Social Psychology 5 -Social Perception
Social Perception
Overview
- This lecture focuses on social perception in social psychology.
- Key aims of the lecture:
- Explain how first impressions are formed.
- Discuss how people explain others' behavior and associated errors.
- Describe the impact of social expectations on reality.
First Impressions
Characteristics of First Impressions:
- Formed quickly and with minimal information.
- They tend to achieve a consensus among people.
- First impressions are often durable; they can last over time.
Factors Influencing First Impressions:
- Facial Cues:
- Baby-facedness: associations with naivety and trustworthiness.
- Familiarity: recognition can lead to perceived reliability.
- Fitness: perceptions of health can affect judgments of competence.
- Emotional resemblance: similarity in emotional expressions.
- Demographic Features:
- Age, gender, and ethnicity all contribute to how impressions are formed.
- Behaviors:
- How a person acts also plays a critical role in forming first impressions.
Research on First Impressions:
- Studies have shown that first impressions maintain consistency across various forms of interactions and settings (e.g., online versus face-to-face).
- Example studies:
- Max Weisbuch et al. explored consistency of impressions online and in reality.
- Darbyshire et al. investigated judgment accuracy of personalities based on social media profiles.
Attributions
Attribution Theory:
- People attempt to explain behaviors through internal dispositions (personality traits) or external situations.
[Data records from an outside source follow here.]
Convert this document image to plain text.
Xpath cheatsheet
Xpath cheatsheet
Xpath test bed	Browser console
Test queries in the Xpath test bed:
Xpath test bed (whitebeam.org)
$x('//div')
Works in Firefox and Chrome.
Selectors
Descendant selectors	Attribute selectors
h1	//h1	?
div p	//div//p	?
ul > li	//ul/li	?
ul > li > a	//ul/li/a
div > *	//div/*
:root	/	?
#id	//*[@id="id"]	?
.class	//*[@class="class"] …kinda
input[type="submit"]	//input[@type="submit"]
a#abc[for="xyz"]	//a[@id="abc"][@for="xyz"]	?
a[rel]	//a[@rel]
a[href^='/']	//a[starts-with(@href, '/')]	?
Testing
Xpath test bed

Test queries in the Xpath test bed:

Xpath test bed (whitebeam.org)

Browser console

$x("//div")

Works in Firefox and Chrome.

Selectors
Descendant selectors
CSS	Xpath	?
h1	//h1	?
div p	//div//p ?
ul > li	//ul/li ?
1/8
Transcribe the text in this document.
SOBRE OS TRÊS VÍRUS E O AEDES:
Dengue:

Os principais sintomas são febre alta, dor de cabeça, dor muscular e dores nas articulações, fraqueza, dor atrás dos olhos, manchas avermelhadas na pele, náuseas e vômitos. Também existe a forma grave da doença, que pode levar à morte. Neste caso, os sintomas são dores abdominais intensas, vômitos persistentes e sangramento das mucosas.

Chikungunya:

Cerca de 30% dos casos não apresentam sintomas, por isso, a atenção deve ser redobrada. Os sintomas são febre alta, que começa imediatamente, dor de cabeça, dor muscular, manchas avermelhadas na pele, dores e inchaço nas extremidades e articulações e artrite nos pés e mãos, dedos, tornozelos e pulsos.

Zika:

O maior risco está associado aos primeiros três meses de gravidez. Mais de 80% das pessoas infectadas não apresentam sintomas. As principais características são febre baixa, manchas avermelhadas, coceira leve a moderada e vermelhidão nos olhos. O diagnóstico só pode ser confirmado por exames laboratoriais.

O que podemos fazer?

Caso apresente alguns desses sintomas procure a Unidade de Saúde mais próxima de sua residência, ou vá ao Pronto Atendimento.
- Key Focus: How and why we attribute certain behaviors to specific causes.
Attribution Process & Sources:
- Consensus: How do others behave in the same situation?
- Consistency: Does the person behave the same way in similar situations over time?
- Distinctiveness: Does the person behave the same way across different situations?
Attribution Errors:
- Correspondence Bias: Misattributing behavior to personality rather than situational factors.
- Arises due to:
- Lack of awareness of the person's situation.
- Inaccurate behavioral expectations.
- Motivation to maintain dispositional attributions.
- Stereotype Maintenance:
- Individuals maintain stereotypes by attributing stereotype-consistent behavior to internal factors and inconsistent behavior to external factors.
- This perpetuates existing stereotypes.
Contributing Factors:
- Dispositional attributions are mentally economical and often do not lead to severe consequences.
- They help interpret and predict social environments efficiently.
Self-Fulfilling Prophecies
Definition: Expectations that influence behavior to create the expected reality, either in oneself or in others.
Classic Studies:
- Study 1: Experiment with rats categorized as “maze dull” vs. “maze bright.”
- Result: “Maze bright” rats performed better due to expectations set by the researchers.
- Study 2: Teachers informed of “academic bloomers,” leading to improved IQ scores.
- Results demonstrated how positive expectations can enhance performance.
Current Research and Examples
- Recent studies investigate how self-fulfilling prophecies play out in modern contexts, such as mobile dating and the impacts of perceived names on expectations.
Reflection and Application
- Consider personal experiences with attribution errors and how they were handled.
- Explore broader sources of expectations leading to self-fulfilling prophecies beyond the experiments covered.
Summary
- Review key learning objectives:
- Formation of first impressions.
- Attribution processes and associated errors.
- Self-fulfilling prophecies and their implications.